Art and the Gathering of Community

By December 11, 2020Blog

Over the course of this year, the Museum had the opportunity to examine the history and role of art in our community. Our Spring exhibition, “Gallery 9: Celebrating Art in Los Altos,” inspired us to tinker with the idea of hosting an art auction fundraiser for the first time and informed our collecting process for the 2020 Benefit Collection. Some of the early works such as “Yosemite Falls” by Lisa Carpenter, and “Blue Eye” by Kiyoco Michot were donated to this collection shortly after the close of that exhibition. Simultaneously, the Museum worked closely with the Public Arts Commission to showcase a mini-retrospective at the Los Altos City Hall. The collection then grew to include “Sunflowers on a Blue Tablecloth” by Jan Meyer and “Meditation” by Mami Weber.

Like it has for so many in-person events, COVID-19 drastically altered our plans. Due to this challenge, we reimagined the original vision and concept of the art auction for a digital space. Since pivoting to an Online Art Auction, we searched for different pieces that would further enhance this collection. It organically grew to include pieces by long-time supporters of the Museum, who include Nan Geschke and Suzanne Maguire-Negus. We were especially honored to include a watercolor piece entitled, “Sunflowers” by Beatrice (Bea) Teer, who was such a beloved local arts educator. With her passing this year, the Museum is deeply honored to remember Bea’s life and her commitment to the arts through this collection.

This collection showcases a wide breadth of mediums ranging from acrylic paintings on canvas to pastels on paper. We also included photography, batik textiles and 3D ceramic work. This body of work highlights the diversity of local artists as we took an open approach with no specified selection-criteria.
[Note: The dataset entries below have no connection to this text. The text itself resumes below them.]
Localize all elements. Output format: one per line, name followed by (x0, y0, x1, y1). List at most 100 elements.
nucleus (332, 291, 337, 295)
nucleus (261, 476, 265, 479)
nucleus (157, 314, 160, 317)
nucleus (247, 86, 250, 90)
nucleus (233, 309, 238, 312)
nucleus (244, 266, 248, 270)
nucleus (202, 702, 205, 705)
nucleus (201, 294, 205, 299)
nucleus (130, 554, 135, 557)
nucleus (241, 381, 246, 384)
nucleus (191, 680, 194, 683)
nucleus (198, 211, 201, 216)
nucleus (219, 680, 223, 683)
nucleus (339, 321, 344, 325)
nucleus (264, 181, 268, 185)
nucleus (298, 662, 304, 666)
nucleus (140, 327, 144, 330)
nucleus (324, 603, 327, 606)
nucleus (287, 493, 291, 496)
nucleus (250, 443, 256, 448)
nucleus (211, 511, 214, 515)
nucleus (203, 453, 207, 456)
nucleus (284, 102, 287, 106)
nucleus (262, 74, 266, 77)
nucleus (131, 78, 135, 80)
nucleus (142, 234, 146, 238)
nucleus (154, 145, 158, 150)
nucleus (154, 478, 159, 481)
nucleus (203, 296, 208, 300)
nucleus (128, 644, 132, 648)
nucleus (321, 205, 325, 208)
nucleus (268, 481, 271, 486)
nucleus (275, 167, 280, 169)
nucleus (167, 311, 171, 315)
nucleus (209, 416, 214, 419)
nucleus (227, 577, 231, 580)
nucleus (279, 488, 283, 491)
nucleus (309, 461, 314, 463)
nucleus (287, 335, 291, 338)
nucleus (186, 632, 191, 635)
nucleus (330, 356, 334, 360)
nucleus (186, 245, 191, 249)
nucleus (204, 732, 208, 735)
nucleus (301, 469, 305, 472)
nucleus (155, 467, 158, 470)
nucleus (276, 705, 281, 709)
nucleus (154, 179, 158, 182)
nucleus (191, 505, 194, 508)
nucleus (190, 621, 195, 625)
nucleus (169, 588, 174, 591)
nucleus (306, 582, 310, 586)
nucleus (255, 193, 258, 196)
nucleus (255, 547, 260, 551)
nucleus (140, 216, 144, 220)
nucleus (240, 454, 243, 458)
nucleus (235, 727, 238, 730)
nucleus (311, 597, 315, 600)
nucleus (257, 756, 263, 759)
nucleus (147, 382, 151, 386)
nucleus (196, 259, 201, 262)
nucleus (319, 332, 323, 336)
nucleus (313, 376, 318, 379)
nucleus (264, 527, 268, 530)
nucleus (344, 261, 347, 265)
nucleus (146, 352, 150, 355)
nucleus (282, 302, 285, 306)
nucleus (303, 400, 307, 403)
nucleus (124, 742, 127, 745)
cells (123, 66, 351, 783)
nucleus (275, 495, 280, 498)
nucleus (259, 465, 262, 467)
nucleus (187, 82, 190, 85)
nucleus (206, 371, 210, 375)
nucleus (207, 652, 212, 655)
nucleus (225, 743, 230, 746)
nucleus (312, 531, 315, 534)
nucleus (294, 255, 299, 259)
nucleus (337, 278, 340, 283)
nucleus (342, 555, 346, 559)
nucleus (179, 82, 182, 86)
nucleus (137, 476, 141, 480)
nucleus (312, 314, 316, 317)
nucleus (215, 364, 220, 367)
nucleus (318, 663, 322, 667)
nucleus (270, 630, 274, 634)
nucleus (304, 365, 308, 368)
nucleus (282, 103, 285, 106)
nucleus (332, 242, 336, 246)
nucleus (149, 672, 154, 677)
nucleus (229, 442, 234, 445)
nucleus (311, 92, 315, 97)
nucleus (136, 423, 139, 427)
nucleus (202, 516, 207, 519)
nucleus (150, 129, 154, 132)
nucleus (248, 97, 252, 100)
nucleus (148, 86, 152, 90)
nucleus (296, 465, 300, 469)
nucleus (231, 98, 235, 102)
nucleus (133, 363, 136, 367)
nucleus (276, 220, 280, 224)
Interestingly, we quickly discovered that an overarching theme of this collection depicts motifs of self-reflection, self-examination and meditation. At closer glance, there is a sense of quietness, softness and tenderness that exists in each of these artworks. We felt these emotions would resonate with all of us as we collectively seek peace, rest, and solace at this difficult time. We thus chose Agnes Derbin-Caulfield’s “Solace” to represent the cover art of the digital catalogue because it showcased this message of healing so beautifully.

This body of work is truly a symbol of the gathering of our community, one of the cornerstones of the Museum’s mission. From this viewpoint, this collection is meaningful because it was the spirit of giving and a sacred care for the community that the collection was able to grow and evolve.

We have an incredible arts ecosystem here in Los Altos and the Southern Peninsula. I am thrilled the artists and collectors shared their stories at the “Cocktails & Conversations” program. As the year comes to a close, I hope this conversation inspires all of us to reflect upon this year and celebrate art as a beautiful form of human expression. I would like to sincerely thank all the artists and collectors who generously donated to this inaugural collection. My passion for museum work has always been guided by my love for the fine arts, so I thank them for giving me the opportunity to collaborate with the community in this special way.